Case USA6: How an Automotive Giant Mistook PLM Standardization for Enterprise Architecture Governance
- Sunil Dutt Jha

- Aug 11, 2025
- 1 min read
Updated: Oct 13, 2025
Overview:
This case is part of our 100-diagnostic series showing how US enterprises have equated tool standardization with enterprise architecture governance.
Automotive OEMs implemented standardized product lifecycle management (PLM) tools across engineering and design units, citing reduced duplication and faster design cycles as proof of EA maturity.
Yet, without an enterprise governance model, the PLM tool became a silo — governing its own domain but disconnected from supply chain, manufacturing, and service systems.

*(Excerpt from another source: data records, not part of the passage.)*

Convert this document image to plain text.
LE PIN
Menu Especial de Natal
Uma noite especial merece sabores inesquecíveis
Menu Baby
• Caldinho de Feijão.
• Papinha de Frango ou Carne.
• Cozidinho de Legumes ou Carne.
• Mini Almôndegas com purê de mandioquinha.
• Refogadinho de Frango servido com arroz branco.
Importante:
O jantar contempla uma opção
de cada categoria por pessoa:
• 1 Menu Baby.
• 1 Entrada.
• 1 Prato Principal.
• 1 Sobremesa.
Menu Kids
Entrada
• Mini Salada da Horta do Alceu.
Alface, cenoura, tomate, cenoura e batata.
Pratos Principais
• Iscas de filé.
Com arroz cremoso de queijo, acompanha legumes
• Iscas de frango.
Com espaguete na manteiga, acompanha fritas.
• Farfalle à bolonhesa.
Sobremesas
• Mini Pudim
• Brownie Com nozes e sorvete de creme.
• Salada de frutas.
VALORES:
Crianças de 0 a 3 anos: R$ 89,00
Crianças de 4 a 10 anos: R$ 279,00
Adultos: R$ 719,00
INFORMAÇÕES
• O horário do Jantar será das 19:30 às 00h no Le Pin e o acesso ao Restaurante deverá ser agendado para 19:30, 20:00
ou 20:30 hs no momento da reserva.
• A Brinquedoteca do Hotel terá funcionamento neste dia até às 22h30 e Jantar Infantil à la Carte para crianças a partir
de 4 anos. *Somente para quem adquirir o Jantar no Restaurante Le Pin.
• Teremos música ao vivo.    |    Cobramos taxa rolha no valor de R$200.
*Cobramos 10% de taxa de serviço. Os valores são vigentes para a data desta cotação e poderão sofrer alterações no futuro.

P1–P6 Insight Preview: PLM standardization improved component management (P4) and localized processes (P2), but governance alignment (P1) and cross-system behavior (P3) were absent. Business operations (P6) in manufacturing still struggled to sync changes, and tech operations (P6) faced high integration maintenance costs.
Role Disconnects:
CEO: “We’ve unified our product development” — yet downstream execution still suffers.
CIO: “The PLM is our architectural backbone” — but it’s not connected to enterprise-wide logic.
Sales Head: “New models reach market faster” — but post-launch issues spike due to integration gaps.
Chief Enterprise Architect: “We’ve standardized tools, not architecture” — the governance layer is missing.